Technical and scientific objectives and innovative aspects

The general project objective is to develop and to implement an information and communication infrastructure to establish eBusiness standards for networking enterprises, based on agent technology (agents can be seen as software modules with intelligent and autonomous features).

MaBE will develop a multiagent business environment to enable dynamic and automated combination of multiple, complementary and alternative services between different users and providers along the whole value chain .

This enables internet-based and knowledge-driven discovery and selection of any business services, supporting service registration, resource allocation, negotiation, co-operation as well as automated collaboration processes and pre-selection of services within a net-economy.

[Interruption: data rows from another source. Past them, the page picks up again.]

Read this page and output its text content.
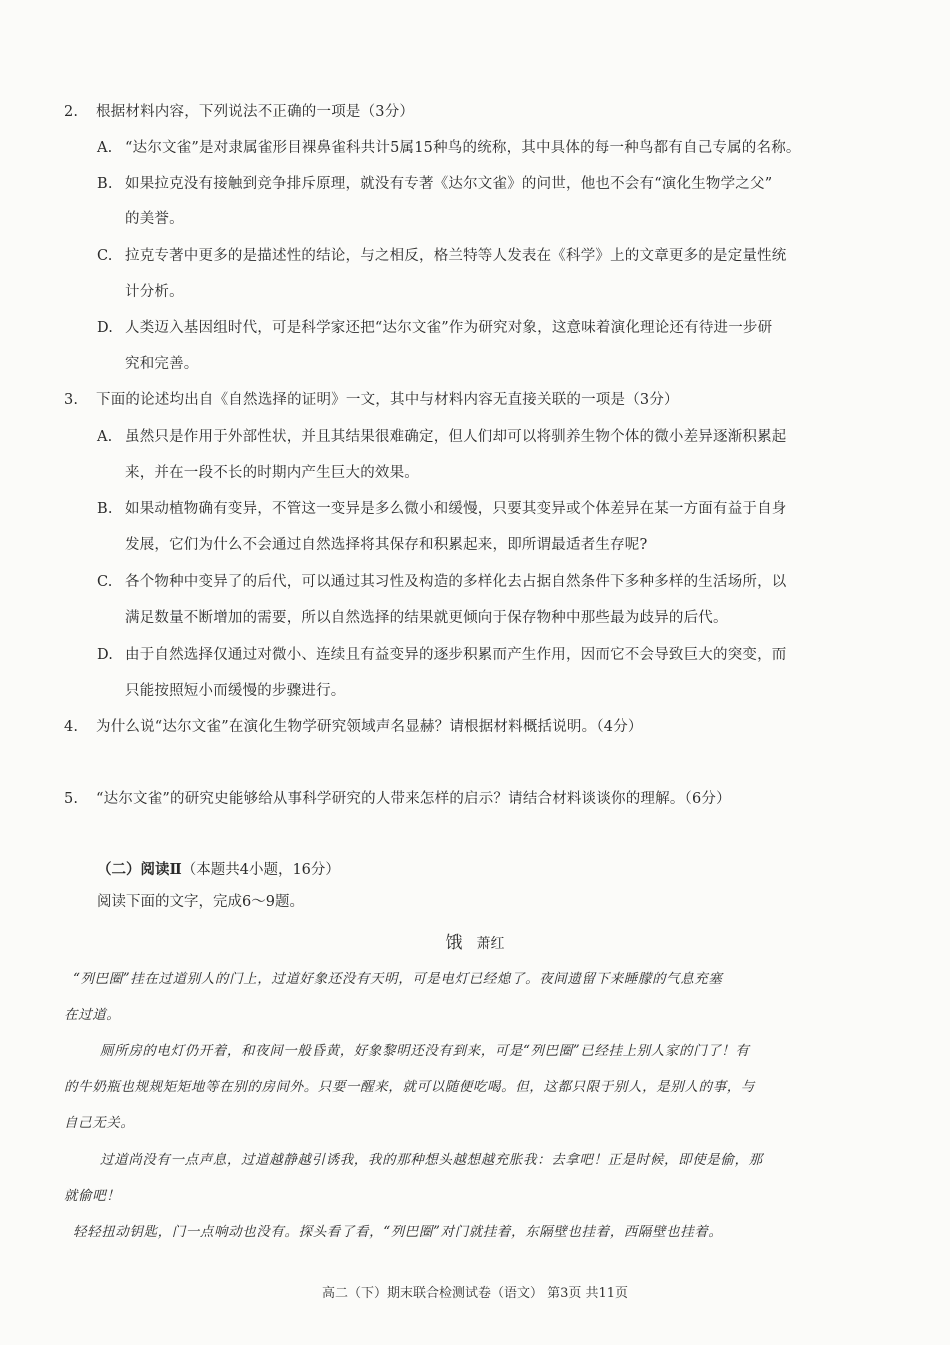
2. 根据材料内容，下列说法不正确的一项是（3分）
A. “达尔文雀”是对隶属雀形目裸鼻雀科共计5属15种鸟的统称，其中具体的每一种鸟都有自己专属的名称。
B. 如果拉克没有接触到竞争排斥原理，就没有专著《达尔文雀》的问世，他也不会有“演化生物学之父”
的美誉。
C. 拉克专著中更多的是描述性的结论，与之相反，格兰特等人发表在《科学》上的文章更多的是定量性统
计分析。
D. 人类迈入基因组时代，可是科学家还把“达尔文雀”作为研究对象，这意味着演化理论还有待进一步研
究和完善。
3. 下面的论述均出自《自然选择的证明》一文，其中与材料内容无直接关联的一项是（3分）
A. 虽然只是作用于外部性状，并且其结果很难确定，但人们却可以将驯养生物个体的微小差异逐渐积累起
来，并在一段不长的时期内产生巨大的效果。
B. 如果动植物确有变异，不管这一变异是多么微小和缓慢，只要其变异或个体差异在某一方面有益于自身
发展，它们为什么不会通过自然选择将其保存和积累起来，即所谓最适者生存呢?
C. 各个物种中变异了的后代，可以通过其习性及构造的多样化去占据自然条件下多种多样的生活场所，以
满足数量不断增加的需要，所以自然选择的结果就更倾向于保存物种中那些最为歧异的后代。
D. 由于自然选择仅通过对微小、连续且有益变异的逐步积累而产生作用，因而它不会导致巨大的突变，而
只能按照短小而缓慢的步骤进行。
4. 为什么说“达尔文雀”在演化生物学研究领域声名显赫？请根据材料概括说明。（4分）
5. “达尔文雀”的研究史能够给从事科学研究的人带来怎样的启示？请结合材料谈谈你的理解。（6分）
（二）阅读Ⅱ（本题共4小题，16分）
阅读下面的文字，完成6～9题。
饿 萧红
“列巴圈”挂在过道别人的门上，过道好象还没有天明，可是电灯已经熄了。夜间遗留下来睡朦的气息充塞
在过道。
厕所房的电灯仍开着，和夜间一般昏黄，好象黎明还没有到来，可是“列巴圈”已经挂上别人家的门了！有
的牛奶瓶也规规矩矩地等在别的房间外。只要一醒来，就可以随便吃喝。但，这都只限于别人，是别人的事，与
自己无关。
过道尚没有一点声息，过道越静越引诱我，我的那种想头越想越充胀我：去拿吧！正是时候，即使是偷，那
就偷吧！
轻轻扭动钥匙，门一点响动也没有。探头看了看，“列巴圈”对门就挂着，东隔壁也挂着，西隔壁也挂着。
高二（下）期末联合检测试卷（语文） 第3页 共11页
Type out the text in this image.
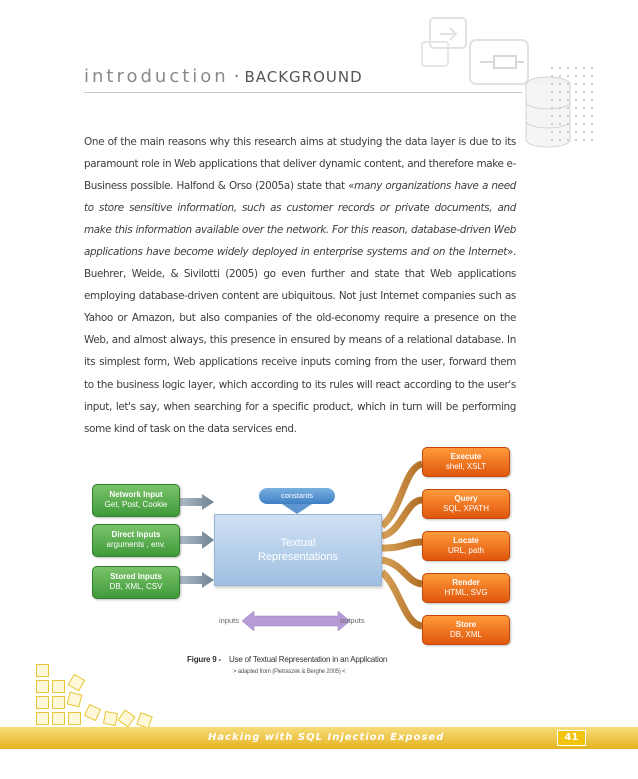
introduction · BACKGROUND
One of the main reasons why this research aims at studying the data layer is due to its paramount role in Web applications that deliver dynamic content, and therefore make e-Business possible. Halfond & Orso (2005a) state that «many organizations have a need to store sensitive information, such as customer records or private documents, and make this information available over the network. For this reason, database-driven Web applications have become widely deployed in enterprise systems and on the Internet». Buehrer, Weide, & Sivilotti (2005) go even further and state that Web applications employing database-driven content are ubiquitous. Not just Internet companies such as Yahoo or Amazon, but also companies of the old-economy require a presence on the Web, and almost always, this presence in ensured by means of a relational database. In its simplest form, Web applications receive inputs coming from the user, forward them to the business logic layer, which according to its rules will react according to the user's input, let's say, when searching for a specific product, which in turn will be performing some kind of task on the data services end.
Network Input
Get, Post, Cookie
Direct Inputs
arguments , env.
Stored Inputs
DB, XML, CSV
constants
Textual Representations
Execute
shell, XSLT
Query
SQL, XPATH
Locate
URL, path
Render
HTML, SVG
Store
DB, XML
inputs	outputs
Figure 9 - Use of Textual Representation in an Application
> adapted from (Pietraszek & Berghe 2005) <
Hacking with SQL Injection Exposed	41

MaBE also develops the connection of the common business environment to electronic marketplaces for business services. Such existing e-platforms extend the MaBE approach to an open business environment. The MaBE approach will serve as a decentralised environment for services that can dynamically be offered and ordered without reconfiguration.

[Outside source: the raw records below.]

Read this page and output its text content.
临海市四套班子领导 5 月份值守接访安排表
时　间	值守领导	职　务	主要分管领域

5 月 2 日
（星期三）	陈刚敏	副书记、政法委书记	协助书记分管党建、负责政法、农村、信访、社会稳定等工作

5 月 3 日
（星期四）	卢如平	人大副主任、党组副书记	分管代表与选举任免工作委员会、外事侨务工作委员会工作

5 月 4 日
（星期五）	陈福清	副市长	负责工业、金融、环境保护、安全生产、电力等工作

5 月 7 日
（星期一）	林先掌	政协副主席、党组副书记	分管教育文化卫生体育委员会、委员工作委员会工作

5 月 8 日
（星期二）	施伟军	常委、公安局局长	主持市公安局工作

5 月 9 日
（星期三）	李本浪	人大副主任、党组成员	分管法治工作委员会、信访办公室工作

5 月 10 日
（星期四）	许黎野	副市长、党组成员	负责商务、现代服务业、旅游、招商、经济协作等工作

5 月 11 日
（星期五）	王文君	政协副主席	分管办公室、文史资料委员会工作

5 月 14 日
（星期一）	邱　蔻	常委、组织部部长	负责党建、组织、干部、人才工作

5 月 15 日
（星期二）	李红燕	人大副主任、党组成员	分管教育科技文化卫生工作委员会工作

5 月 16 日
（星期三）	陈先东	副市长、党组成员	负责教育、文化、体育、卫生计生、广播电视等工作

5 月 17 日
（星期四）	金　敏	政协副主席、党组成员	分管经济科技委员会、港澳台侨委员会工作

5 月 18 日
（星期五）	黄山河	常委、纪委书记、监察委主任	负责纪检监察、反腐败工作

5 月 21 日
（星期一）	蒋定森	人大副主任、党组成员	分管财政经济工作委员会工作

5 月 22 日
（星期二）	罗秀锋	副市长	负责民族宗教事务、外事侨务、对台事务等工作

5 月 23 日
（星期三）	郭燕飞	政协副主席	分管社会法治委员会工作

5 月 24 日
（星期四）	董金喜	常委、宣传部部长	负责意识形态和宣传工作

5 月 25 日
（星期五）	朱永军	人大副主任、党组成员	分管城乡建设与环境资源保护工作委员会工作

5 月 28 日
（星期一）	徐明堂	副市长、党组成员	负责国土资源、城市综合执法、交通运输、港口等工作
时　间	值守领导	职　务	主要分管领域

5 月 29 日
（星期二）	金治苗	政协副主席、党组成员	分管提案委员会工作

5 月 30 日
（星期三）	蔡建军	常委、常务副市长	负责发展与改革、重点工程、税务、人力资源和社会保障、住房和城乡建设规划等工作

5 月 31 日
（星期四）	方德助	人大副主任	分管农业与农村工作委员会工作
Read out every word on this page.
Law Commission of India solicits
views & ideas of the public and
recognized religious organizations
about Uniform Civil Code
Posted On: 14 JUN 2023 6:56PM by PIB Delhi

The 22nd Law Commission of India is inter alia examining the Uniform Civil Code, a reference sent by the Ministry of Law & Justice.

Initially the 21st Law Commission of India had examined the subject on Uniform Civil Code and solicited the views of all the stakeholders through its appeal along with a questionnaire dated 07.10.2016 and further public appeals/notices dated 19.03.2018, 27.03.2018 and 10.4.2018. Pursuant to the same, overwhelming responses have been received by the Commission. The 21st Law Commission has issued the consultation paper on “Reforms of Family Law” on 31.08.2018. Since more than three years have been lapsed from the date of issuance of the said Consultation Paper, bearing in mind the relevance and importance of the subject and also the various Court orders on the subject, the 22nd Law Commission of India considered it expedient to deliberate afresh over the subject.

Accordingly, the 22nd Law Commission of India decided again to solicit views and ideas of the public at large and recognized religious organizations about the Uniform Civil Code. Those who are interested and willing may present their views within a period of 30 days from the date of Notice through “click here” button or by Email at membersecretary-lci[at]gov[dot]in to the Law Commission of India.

Overview of scientific and technical workplan, main project output, milestones

To minimise the risk of this challenging project the structure of the workplan follows an iterative development process from industrial user requirements through multiagent system design to the final prototype implementation. The main project output is an agent-based software prototype for the decentralised discovery, selection and registration of business services. More detailed outputs are "Multi-sided Use Case Scenarios", "Agent System Concept", "1st Prototype" and "2nd Prototype", which integrate the research objectives and technical objectives (see also section 2). Due to the high complexity there is a Milestone after each major phase to evaluate the project progress and to be able to react on critical project states.

Research Objective


Objective


Description


RO1
Knowledge-based
Virtual Enterprise


RO1 consists of various knowledge-based co-operation and interaction scenarios for the networking Virtual Enterprise. These scenarios are the basis for the implementation of new efficient ways of co-operation of companies within Virtual Enterprises. (see TO 3)


RO2
Agent scenarios


RO2 consists of agent interaction and co-operation scenarios based on existing business processes of the consortium members. These scenarios are the basis for the implementation of the MaBE Multiagent business environment. (see TO1 -TO3)


RO3
Agent architecture


RO3 consists of an agent architecture supported by FIPA compliant platforms. This architecture allows each agent running in the MaBE business environment to communicate and interact with any other agent that supports FIPA compliant platforms without any modifications.


RO4
Agent
communication
infrastructure


RO4 consists of an agent communication infrastructure for enterprise collaboration on various levels of detail. Agents of retailers, service providers or other partners have to use this communication infrastructure for communication and interaction. Part of this communication infrastructure is an agent ontology (the vocabulary used by an agent). This ontology at least consists of the intersection of the vocabulary of the different service agents (e.g. logistic agent, retailer agent) to enable communication and interaction of different service agents. Each individual service agent extends the common ontology as much as necessary to fulfil the defined tasks.


Technical objectives


Objective


Description


TO1
Decision support


TO1 consist of the implementation of a software agent that pre-selects the "best" service provider out of a fixed (static) pool of providers. TO1 consists also of an interface to existing Internet-platforms or marketplaces that allows the pre-selection of alternative services and the collection of information. This pre-selection increases the speed of the decision making process. We are thinking of implementing agents playing business games using different business strategies. This allows the agent to collect knowledge that could later on be used in real business scenarios. Such business games will lead to a continuous improvement of the pre-selection done by agents used within the MaBE business environment.


TO2
Negotiation


TO2 consist of the implementation of software agents that are able to negotiate with each agent within the fixed pool of service providers. This allows automated negotiation e.g. for dynamic pricing. Such agents will increase the speed of partner negotiations (e.g. between retailers and logistic service providers).


TO3
Virtual Enterprise
knowledge-triggered agents


TO3 consists of implementation of knowledge-triggered software agents within the Virtual Enterprise. TO3 enables networking SMEs t o automate (partially) the resource allocation process within the knowledge intensive production process of a Virtual Enterprise.